Dr. Michael Haley, owner of Agape Chiropractic, offers a few more insights—and strange medical terms (joint mice? crepitus?!) that describe the issue:
Sometimes the sounds are coming from muscle bellies. Other times they are coming from the deeper joint structures – tendons, ligaments, and discs. Sometimes the sounds aren’t "cracking sounds" at all, but rather, inflammation in the joints that is "squishing around" with movement. These are the noises someone might hear continuously when they turn their heads side to side. Ideally, turning your head does not make any noise. Joint mice may contribute to the sounds. These sounds are collectively usually referred to as "crepitus".
Based on clinical experience, it seems that tension builds up and allows for the joints to "crack" or release. Inactivity seems to increase the need… whereas frequent movement and stretching seems to not only decrease the need, but also even the possibility of of cracking the joints.
An interesting observation is that humans learn to disobey their need for movement. Cats and dogs seem to stretch out their bodies, with an emphasis on their spines, after every period of inactivity. Kids seem to stretch after inactivity too. But adults tend to get up and go about their sedentary days. No wonder their joints crack… or need cracking…

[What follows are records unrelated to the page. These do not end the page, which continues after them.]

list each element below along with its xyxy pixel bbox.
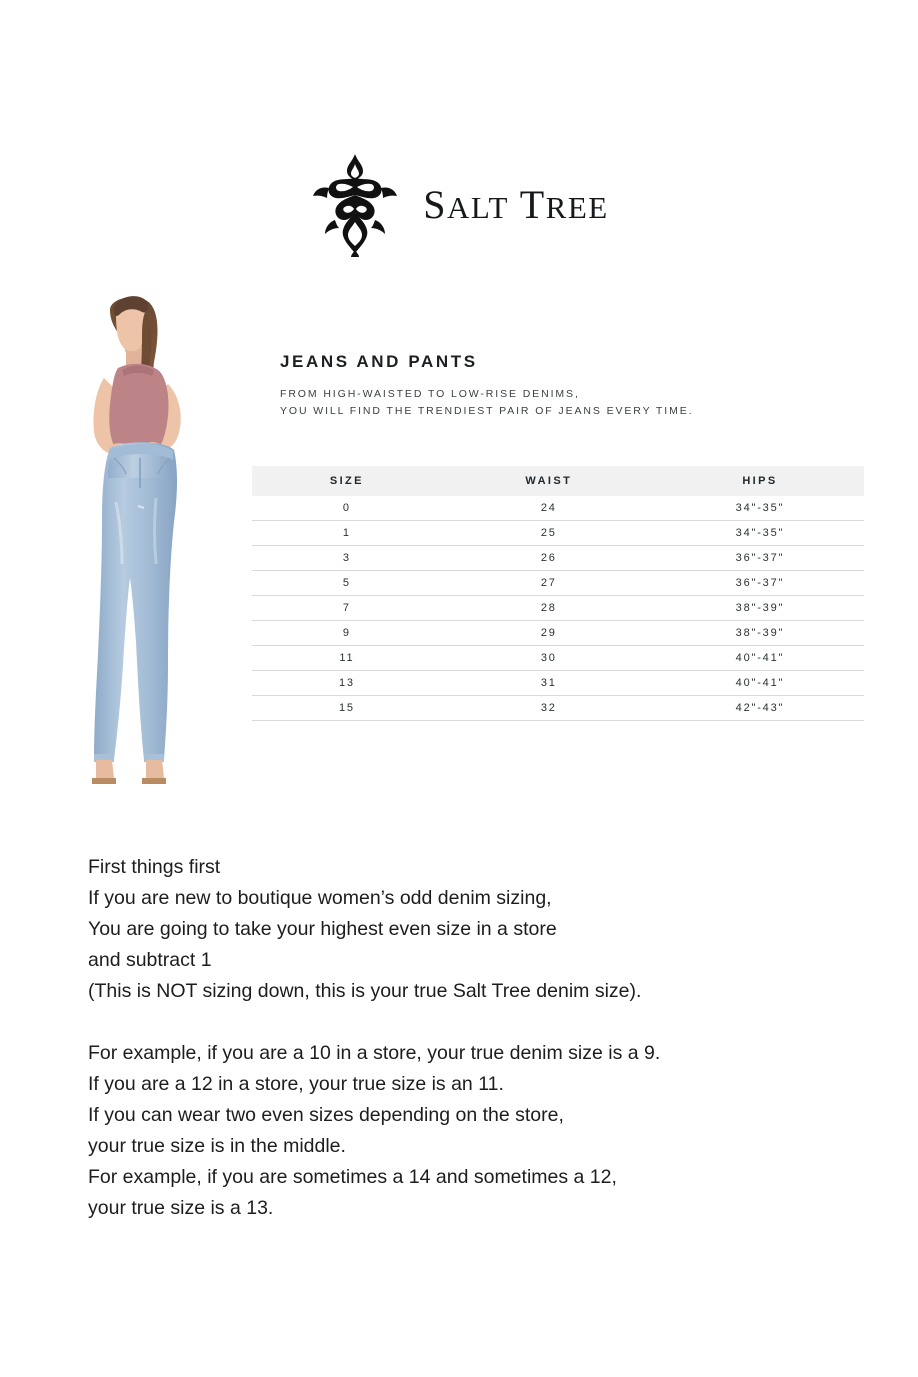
brand-name-text: SALT TREE xyxy=(423,181,609,227)
cell-waist: 27 xyxy=(442,571,656,596)
column-header-hips: HIPS xyxy=(656,466,864,496)
cell-size: 5 xyxy=(252,571,442,596)
table-row xyxy=(252,621,864,646)
cell-hips: 36"-37" xyxy=(656,571,864,596)
cell-waist: 31 xyxy=(442,671,656,696)
note-line: If you can wear two even sizes depending on the store, xyxy=(88,1104,564,1126)
note-line: (This is NOT sizing down, this is your true Salt Tree denim size). xyxy=(88,980,642,1002)
cell-waist: 26 xyxy=(442,546,656,571)
ornamental-damask-logo-icon xyxy=(309,150,401,258)
table-row xyxy=(252,596,864,621)
cell-hips: 34"-35" xyxy=(656,496,864,521)
note-line: If you are new to boutique women’s odd denim sizing, xyxy=(88,887,552,909)
note-line: For example, if you are a 10 in a store, your true denim size is a 9. xyxy=(88,1042,661,1064)
table-body xyxy=(252,496,864,721)
table-row xyxy=(252,521,864,546)
section-heading xyxy=(280,352,880,421)
cell-size: 0 xyxy=(252,496,442,521)
table-row xyxy=(252,671,864,696)
brand-header xyxy=(0,150,918,258)
cell-size: 3 xyxy=(252,546,442,571)
cell-size: 9 xyxy=(252,621,442,646)
section-subtitle-line1: FROM HIGH-WAISTED TO LOW-RISE DENIMS, xyxy=(280,388,580,400)
brand-name xyxy=(423,181,608,228)
cell-hips: 42"-43" xyxy=(656,696,864,721)
cell-waist: 30 xyxy=(442,646,656,671)
table-header xyxy=(252,466,864,496)
cell-size: 7 xyxy=(252,596,442,621)
cell-hips: 38"-39" xyxy=(656,596,864,621)
cell-waist: 28 xyxy=(442,596,656,621)
cell-size: 1 xyxy=(252,521,442,546)
sizing-notes xyxy=(88,852,858,1224)
cell-waist: 29 xyxy=(442,621,656,646)
table-row xyxy=(252,571,864,596)
cell-hips: 36"-37" xyxy=(656,546,864,571)
table-row xyxy=(252,696,864,721)
paragraph-spacer xyxy=(88,1007,858,1038)
table-header-row xyxy=(252,466,864,496)
note-line: your true size is a 13. xyxy=(88,1197,274,1219)
cell-waist: 24 xyxy=(442,496,656,521)
column-header-waist: WAIST xyxy=(442,466,656,496)
cell-waist: 32 xyxy=(442,696,656,721)
table-row xyxy=(252,646,864,671)
cell-size: 13 xyxy=(252,671,442,696)
section-subtitle-line2: YOU WILL FIND THE TRENDIEST PAIR OF JEANS EVERY TIME. xyxy=(280,405,694,418)
cell-waist: 25 xyxy=(442,521,656,546)
model-photo xyxy=(52,292,240,802)
size-chart-table xyxy=(252,466,864,721)
cell-size: 15 xyxy=(252,696,442,721)
note-line: You are going to take your highest even size in a store xyxy=(88,918,557,940)
note-line: First things first xyxy=(88,856,221,878)
column-header-size: SIZE xyxy=(252,466,442,496)
section-title: JEANS AND PANTS xyxy=(280,352,478,371)
cell-hips: 40"-41" xyxy=(656,671,864,696)
note-line: your true size is in the middle. xyxy=(88,1135,346,1157)
cell-hips: 38"-39" xyxy=(656,621,864,646)
table-row xyxy=(252,546,864,571)
note-line: If you are a 12 in a store, your true size is an 11. xyxy=(88,1073,504,1095)
note-line: For example, if you are sometimes a 14 and sometimes a 12, xyxy=(88,1166,617,1188)
note-line: and subtract 1 xyxy=(88,949,212,971)
table-row xyxy=(252,496,864,521)
cell-hips: 40"-41" xyxy=(656,646,864,671)
cell-hips: 34"-35" xyxy=(656,521,864,546)
cell-size: 11 xyxy=(252,646,442,671)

In other words, it’s a good idea to fit more movement into your day, if you’re not already doing so.
When You Might Want to Consult a Doctor
Those assurances aside, there are times cracking joints is more ominous. If you experience any pain with the cracking, it could be a sign of a medical problem. Dr. Harrison says:
Individuals who have painful grinding and creaking joints that started after an injury or trauma to their joints may have arthritis. This is not a good thing. Arthritis occurs when the protective cartilage lining of a joint has been damaged or eroded. This can occur from an injury, age, or an even inflammatory condition like rheumatoid arthritis.

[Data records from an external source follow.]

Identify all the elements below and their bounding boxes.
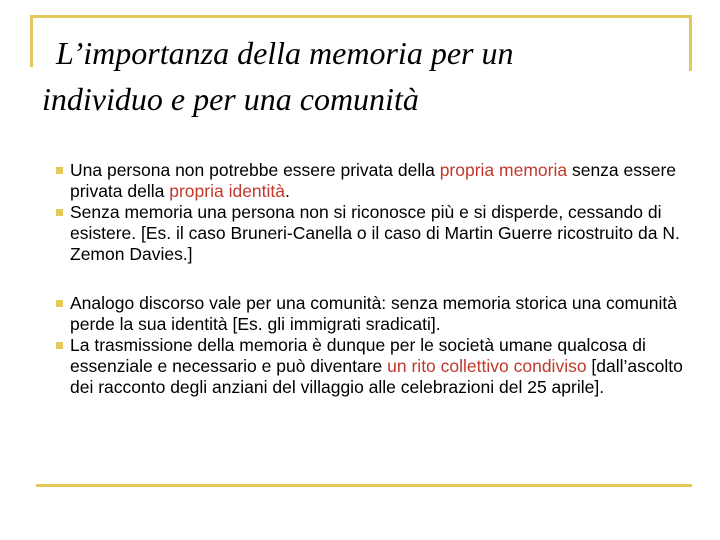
square-bullet-icon	[56, 300, 63, 307]
bullet-text: [dall’ascolto dei racconto degli anziani del villaggio alle celebrazioni del 25 aprile].	[70, 356, 683, 397]
highlight-text: propria memoria	[439, 160, 568, 180]
frame-right-rule	[689, 15, 692, 71]
bullet-item	[56, 202, 696, 265]
frame-top-rule	[30, 15, 692, 18]
square-bullet-icon	[56, 167, 63, 174]
frame-left-rule	[30, 15, 33, 67]
square-bullet-icon	[56, 209, 63, 216]
slide-title	[42, 30, 682, 122]
bullet-text: senza essere privata della	[70, 160, 677, 201]
bullet-item	[56, 293, 696, 335]
square-bullet-icon	[56, 342, 63, 349]
bullet-item	[56, 335, 696, 398]
title-line-2: individuo e per una comunità	[42, 81, 419, 117]
highlight-text: un rito collettivo condiviso	[387, 356, 587, 376]
bullet-text: La trasmissione della memoria è dunque per le società umane qualcosa di essenziale e necessario e può diventare	[70, 335, 646, 376]
title-line-1: L’importanza della memoria per un	[56, 35, 514, 71]
highlight-text: propria identità	[169, 181, 286, 201]
bullet-text: Senza memoria una persona non si riconosce più e si disperde, cessando di esistere. [Es. il caso Bruneri-Canella o il caso di Martin Guerre ricostruito da N. Zemon Davies.]	[70, 202, 680, 264]
bullet-list	[56, 160, 696, 398]
bullet-text: Una persona non potrebbe essere privata della	[70, 160, 440, 180]
bullet-item	[56, 160, 696, 202]
bullet-text: .	[285, 181, 290, 201]
bullet-text: Analogo discorso vale per una comunità: senza memoria storica una comunità perde la sua identità [Es. gli immigrati sradicati].	[70, 293, 677, 334]
frame-bottom-rule	[36, 484, 692, 487]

If you have had an injury, for example to your hips or knee and experience significant hip and or knee pain, as well as popping of your joints, you may have arthritis in these areas. I recommend an evaluation by your healthcare practitioner. After an appropriate history and physical exam, they may order the necessary radiographic tests to evaluate the joint. Arthritis is common and pain with creaking and popping in any joint warrants proper evaluation by your doctor.
In the absence of pain, though, you probably don’t have to worry (but can check with your doctor if you’re still anxious about this). Dr. Harrison doesn’t recommend cracking your knuckles, neck, or anything else, but it’s still probably harmless. Consider this research noted by Dr. Amy Baxter, CEO of MMJ Labs (which makes a really cool pain blocker, Buzzy):
One really fun paper was what we call an "n of 1" study – some guy (Dr. DL Unger) decided to only crack one hand his whole life, and see what happened. He then published the result. Bottom line: the cracked knuckle was bigger, but none the worse for wear.
I also asked my sister, a family physician in Arizona, about this, and she said she gets this question a lot—strangely from young teenage patients. Her advice? It’s probably nothing…but if it bothers you, stop cracking your knuckles or neck. So there you go.